A new study by Hotelleriesuisse reveals that nearly half of Swiss hotels are being affected by their rooms being sold at lower prices on platforms like Booking.com without their consent. The industry body warns this is creating a 'downward price spiral' and threatens hotels' control over their own distribution.

"Price cuts can force hotels to lower their own direct rates to stay competitive, creating a downward spiral."
A staggering 50% of Swiss hotels are currently under siege as global booking platforms aggressively undercut their prices. This is no longer a fringe issue; it is a full-blown crisis of distribution. According to the latest 2025 study by Hotelleriesuisse, the number of hotels reporting unauthorized price slashing has surged from 40% just a year ago. In a shocking 83% of these instances, the hotels never gave their consent for these discounts. This predatory pricing forces prestigious Swiss establishments into a corner, where they must either slash their own direct rates or lose customers to the very platforms meant to support them. The result is a 'downward price spiral' that threatens the premium image of Swiss hospitality.
One giant looms over the Swiss landscape: Booking.com now commands over 70% of the online booking market. This unprecedented concentration of power leaves hotels with little room to maneuver. While Expedia holds a 15% share, the dominance of a single player creates a dangerous dependency. Even though Swiss law has banned 'price parity' clauses—which previously prohibited hotels from offering lower prices on their own websites—the platforms have found new, more insidious ways to exert control. Nearly 29% of hotels report direct interventions in their pricing.
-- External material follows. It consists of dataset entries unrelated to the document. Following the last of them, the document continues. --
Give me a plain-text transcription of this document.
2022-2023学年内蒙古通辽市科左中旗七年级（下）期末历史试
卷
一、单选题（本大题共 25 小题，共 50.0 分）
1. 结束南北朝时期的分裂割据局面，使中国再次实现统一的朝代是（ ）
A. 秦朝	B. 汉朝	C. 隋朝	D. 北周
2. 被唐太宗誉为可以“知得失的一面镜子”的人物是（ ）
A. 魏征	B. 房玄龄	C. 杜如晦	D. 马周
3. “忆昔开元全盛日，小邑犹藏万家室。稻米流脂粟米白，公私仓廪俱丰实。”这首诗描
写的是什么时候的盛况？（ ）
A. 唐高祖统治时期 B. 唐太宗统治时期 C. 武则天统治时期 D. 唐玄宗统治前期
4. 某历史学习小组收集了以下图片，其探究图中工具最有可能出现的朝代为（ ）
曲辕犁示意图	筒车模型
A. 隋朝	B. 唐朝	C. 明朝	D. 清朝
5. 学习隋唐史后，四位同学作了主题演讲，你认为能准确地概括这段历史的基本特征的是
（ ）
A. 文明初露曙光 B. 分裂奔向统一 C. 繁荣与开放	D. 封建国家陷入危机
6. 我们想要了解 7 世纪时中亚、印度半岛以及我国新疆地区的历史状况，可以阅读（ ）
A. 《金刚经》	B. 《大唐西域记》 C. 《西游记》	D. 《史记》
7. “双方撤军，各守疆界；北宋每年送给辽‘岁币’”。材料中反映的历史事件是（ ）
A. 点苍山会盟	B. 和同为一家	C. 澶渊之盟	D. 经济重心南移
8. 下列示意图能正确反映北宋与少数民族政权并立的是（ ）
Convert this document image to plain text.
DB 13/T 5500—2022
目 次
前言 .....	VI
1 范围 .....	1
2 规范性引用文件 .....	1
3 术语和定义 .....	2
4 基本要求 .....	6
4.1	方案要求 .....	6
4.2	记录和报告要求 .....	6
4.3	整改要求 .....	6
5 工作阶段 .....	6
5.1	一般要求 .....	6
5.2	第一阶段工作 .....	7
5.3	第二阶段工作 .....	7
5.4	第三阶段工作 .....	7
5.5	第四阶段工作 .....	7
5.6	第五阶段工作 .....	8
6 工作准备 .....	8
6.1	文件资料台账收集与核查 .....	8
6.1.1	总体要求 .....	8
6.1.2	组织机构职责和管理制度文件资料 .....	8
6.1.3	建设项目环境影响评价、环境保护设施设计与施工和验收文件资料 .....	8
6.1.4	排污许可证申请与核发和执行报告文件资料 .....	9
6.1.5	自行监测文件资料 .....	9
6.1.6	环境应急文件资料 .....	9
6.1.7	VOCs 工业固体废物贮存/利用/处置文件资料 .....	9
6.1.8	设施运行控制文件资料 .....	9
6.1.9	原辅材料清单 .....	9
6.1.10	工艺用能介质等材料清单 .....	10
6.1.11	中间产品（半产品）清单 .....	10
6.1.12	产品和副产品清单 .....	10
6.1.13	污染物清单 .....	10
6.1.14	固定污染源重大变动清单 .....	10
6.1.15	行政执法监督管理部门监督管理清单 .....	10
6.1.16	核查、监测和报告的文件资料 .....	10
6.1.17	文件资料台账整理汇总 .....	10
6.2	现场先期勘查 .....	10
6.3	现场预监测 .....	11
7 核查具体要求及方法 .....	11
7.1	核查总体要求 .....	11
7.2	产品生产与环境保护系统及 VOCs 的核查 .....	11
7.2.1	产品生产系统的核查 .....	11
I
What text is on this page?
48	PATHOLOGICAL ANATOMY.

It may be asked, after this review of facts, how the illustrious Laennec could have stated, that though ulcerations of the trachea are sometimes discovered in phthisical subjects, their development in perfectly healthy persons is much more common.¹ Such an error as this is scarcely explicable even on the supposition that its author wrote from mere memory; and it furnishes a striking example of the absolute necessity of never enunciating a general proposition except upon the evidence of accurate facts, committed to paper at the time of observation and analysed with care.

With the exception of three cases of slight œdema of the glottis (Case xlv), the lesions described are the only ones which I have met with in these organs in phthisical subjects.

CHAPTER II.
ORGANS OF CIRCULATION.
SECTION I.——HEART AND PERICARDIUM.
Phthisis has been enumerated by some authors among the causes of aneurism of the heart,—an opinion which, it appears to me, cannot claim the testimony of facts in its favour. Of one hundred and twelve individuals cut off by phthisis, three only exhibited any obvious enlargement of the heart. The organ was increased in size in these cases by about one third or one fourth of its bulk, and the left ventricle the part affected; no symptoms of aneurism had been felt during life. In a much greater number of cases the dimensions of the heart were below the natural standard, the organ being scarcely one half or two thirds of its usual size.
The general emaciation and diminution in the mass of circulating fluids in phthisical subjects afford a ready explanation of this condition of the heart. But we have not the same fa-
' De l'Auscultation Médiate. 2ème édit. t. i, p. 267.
Platforms use visibility algorithms and search rankings as leverage; if a hotel doesn't play by the platform's rules, they simply disappear from the first page of search results.
The rise of 'multi-sourcing' has turned the inventory of Swiss hotels into a digital free-for-all. More than half of all hotels now grapple with their rooms being resold through complex webs of third-party wholesalers and affiliates. This fragmentation makes it nearly impossible for hoteliers to track where their rooms are being sold, let alone at what price. When a wholesaler sells a block of rooms to a minor site that then feeds it back into a major OTA at a lower margin, the hotel loses all pricing sovereignty. This chaotic ecosystem erodes the trust between the hotel and its guests, who may find wildly different prices for the same room across the internet, often lower than the hotel's own 'best price guarantee'.
Despite the digital onslaught, Swiss hotels are fighting back. Direct bookings still account for a robust 59% of the market, proving that guests still value a personal connection with their hosts. However, the future of the industry depends on whether hotels can successfully navigate this technological minefield. Christian Hürlimann, Director of Hotelleriesuisse, warns that the current trajectory is unsustainable. The industry is now calling for more transparency and a fairer digital marketplace. As we move further into 2025, the battle for the 'direct relationship' with the guest will define the survival of the Swiss hospitality model. For the traveler, the message is clear: booking direct isn't just a preference; it’s an act of support for the local economy against global digital hegemony.